Metabotropic glutamate receptor-mediated suppression of an inward rectifier current is linked via a cGMP cascade

Abstract

Glutamate, the neurotransmitter released by photoreceptors, excites horizontal cells and OFF-type bipolar cells by activating ionotropic receptors. This study investigated an additional action of glutamate in which it modulates a voltage-gated ion channel in horizontal cells. We find that glutamate and APB (2-amino-4-phosphonobutyrate) produce a delayed and moderately prolonged suppression of an inward rectifier current (IR(K) +). This effect is proposed to occur via an APB-sensitive metabotropic glutamate receptor (mGluR) because common agonists for the ionotropic or APB- insensitive mGluRs are ineffective and the APB-insensitive receptor antagonist α-methyl-4-carboxyphenylglycine (MCPG) does not block the actions of glutamate or APB. 8-Br-cGMP, 1-methyl-3-isobutylxanthine (IBMX), and atrial natriuretic peptide (ANP) but not 8-Br-cAMP mimic the suppression of IR(K) +. The effects of glutamate and APB are blocked by protein kinase inhibitors including Rp-8 pCPT-cGMPS, H-8, and H-7 as well as by ATPγS. We hypothesize that the APB receptor suppresses IR(K) + via upregulation of cGMP and subsequent activation of a cGMP-dependent protein kinase.

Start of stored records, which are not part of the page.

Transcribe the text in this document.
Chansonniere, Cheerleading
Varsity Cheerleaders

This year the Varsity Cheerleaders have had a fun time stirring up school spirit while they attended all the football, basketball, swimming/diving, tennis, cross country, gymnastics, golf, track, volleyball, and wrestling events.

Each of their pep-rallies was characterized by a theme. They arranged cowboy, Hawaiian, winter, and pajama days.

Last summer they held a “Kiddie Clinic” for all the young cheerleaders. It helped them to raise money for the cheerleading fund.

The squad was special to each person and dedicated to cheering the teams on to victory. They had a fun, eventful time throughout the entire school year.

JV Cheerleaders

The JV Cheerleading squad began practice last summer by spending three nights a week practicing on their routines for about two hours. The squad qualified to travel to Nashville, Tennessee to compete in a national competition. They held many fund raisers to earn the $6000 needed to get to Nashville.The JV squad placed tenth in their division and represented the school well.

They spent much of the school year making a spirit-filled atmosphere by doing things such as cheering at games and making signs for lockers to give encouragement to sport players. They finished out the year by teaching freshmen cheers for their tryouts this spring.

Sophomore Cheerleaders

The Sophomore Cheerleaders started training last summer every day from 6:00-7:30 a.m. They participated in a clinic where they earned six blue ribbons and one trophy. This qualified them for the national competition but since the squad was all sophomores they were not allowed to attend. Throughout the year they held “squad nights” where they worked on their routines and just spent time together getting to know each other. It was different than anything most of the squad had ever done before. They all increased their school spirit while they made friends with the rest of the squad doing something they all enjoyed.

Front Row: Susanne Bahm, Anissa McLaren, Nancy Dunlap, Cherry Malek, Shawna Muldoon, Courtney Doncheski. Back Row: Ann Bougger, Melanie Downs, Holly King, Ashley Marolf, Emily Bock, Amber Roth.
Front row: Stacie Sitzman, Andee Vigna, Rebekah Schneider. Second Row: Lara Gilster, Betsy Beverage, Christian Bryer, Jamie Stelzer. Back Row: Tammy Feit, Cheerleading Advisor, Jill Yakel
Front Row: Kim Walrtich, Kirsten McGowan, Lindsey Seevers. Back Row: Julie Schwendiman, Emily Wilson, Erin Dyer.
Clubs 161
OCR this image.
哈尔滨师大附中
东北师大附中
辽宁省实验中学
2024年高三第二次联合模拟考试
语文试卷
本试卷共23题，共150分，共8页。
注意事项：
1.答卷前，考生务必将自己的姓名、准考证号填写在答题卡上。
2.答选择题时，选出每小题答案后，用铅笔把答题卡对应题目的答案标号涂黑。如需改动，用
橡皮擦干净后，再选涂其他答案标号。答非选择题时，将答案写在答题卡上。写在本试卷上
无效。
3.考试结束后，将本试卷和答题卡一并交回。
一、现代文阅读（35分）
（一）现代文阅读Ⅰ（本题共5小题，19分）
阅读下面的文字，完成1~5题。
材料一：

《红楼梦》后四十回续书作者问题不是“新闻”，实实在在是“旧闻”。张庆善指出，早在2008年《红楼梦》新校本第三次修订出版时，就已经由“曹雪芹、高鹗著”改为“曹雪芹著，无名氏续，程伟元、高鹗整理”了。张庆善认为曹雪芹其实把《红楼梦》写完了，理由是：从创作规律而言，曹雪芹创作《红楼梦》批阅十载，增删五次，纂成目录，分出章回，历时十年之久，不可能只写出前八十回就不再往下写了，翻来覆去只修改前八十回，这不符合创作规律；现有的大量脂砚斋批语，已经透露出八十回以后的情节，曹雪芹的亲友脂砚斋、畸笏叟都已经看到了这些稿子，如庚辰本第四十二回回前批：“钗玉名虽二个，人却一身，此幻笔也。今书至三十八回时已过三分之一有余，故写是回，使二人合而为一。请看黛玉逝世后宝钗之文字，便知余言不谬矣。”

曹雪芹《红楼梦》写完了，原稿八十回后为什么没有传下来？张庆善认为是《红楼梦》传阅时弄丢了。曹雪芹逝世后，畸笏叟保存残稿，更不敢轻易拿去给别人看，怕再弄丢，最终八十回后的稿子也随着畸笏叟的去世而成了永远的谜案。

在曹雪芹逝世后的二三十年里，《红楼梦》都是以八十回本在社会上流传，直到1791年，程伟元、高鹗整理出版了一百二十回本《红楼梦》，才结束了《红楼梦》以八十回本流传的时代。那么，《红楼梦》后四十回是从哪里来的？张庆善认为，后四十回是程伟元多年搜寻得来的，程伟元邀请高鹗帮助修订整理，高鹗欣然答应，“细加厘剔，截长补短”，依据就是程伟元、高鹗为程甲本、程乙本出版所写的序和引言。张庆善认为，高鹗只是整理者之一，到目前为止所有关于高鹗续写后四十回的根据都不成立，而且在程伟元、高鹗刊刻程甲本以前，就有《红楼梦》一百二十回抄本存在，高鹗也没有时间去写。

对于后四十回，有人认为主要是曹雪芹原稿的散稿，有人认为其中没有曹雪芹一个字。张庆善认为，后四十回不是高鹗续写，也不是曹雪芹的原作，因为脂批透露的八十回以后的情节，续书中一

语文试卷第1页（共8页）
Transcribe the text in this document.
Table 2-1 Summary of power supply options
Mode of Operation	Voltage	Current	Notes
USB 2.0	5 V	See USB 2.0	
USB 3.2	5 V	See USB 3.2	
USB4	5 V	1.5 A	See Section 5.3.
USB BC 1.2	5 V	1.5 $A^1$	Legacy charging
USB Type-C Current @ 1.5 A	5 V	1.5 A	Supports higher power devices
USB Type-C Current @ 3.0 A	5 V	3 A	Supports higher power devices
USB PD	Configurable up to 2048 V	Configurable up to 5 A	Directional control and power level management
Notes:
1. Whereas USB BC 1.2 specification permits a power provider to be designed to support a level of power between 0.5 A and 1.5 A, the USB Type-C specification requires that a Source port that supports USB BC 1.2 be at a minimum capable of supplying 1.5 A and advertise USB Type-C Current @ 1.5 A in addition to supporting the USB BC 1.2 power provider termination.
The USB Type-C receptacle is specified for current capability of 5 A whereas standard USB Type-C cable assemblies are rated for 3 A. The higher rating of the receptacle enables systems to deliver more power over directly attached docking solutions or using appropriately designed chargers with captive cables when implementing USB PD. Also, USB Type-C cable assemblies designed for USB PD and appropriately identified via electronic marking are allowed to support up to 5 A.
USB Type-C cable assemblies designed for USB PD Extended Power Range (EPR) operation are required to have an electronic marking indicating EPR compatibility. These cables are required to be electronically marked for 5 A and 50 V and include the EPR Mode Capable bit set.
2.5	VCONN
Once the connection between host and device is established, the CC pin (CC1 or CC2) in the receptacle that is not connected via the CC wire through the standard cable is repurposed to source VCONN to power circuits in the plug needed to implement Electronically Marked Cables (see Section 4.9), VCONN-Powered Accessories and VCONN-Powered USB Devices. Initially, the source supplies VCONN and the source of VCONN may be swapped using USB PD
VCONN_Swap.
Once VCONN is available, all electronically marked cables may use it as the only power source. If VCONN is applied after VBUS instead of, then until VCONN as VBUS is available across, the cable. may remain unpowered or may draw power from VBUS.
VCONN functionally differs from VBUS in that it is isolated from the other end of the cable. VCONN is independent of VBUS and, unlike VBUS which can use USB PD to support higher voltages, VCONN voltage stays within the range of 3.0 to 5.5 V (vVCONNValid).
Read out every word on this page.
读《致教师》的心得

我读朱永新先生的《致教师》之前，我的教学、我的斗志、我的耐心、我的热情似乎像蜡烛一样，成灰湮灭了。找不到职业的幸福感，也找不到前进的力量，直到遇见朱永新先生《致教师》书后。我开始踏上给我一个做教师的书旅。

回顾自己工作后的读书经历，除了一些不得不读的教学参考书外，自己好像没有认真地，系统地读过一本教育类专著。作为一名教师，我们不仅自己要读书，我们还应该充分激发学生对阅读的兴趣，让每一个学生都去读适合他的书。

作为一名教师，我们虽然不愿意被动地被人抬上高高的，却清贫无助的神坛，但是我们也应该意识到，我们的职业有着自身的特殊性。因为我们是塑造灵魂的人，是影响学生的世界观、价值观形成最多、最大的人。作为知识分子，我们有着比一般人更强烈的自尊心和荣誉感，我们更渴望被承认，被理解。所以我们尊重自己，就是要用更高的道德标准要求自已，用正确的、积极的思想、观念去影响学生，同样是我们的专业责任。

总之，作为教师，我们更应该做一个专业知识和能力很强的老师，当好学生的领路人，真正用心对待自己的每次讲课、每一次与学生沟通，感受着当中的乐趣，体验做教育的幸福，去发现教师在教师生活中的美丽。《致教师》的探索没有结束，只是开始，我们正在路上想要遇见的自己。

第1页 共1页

This pathway is likely regulated by an ATP-dependent phosphorylation. This is a novel signaling pathway for mGluRs and indicates that at least two distinct APB-activated pathways exist in the retina. Functionally, this APB receptor- mediated action found in horizontal cells would provide a means by which spatially restricted changes of glutamate, produced by local illumination of photoreceptors, could regulate IR(K) + and consequently the response properties of these neurons. This would serve to adapt selectively retinal regions stimulated by small regions of the visual world.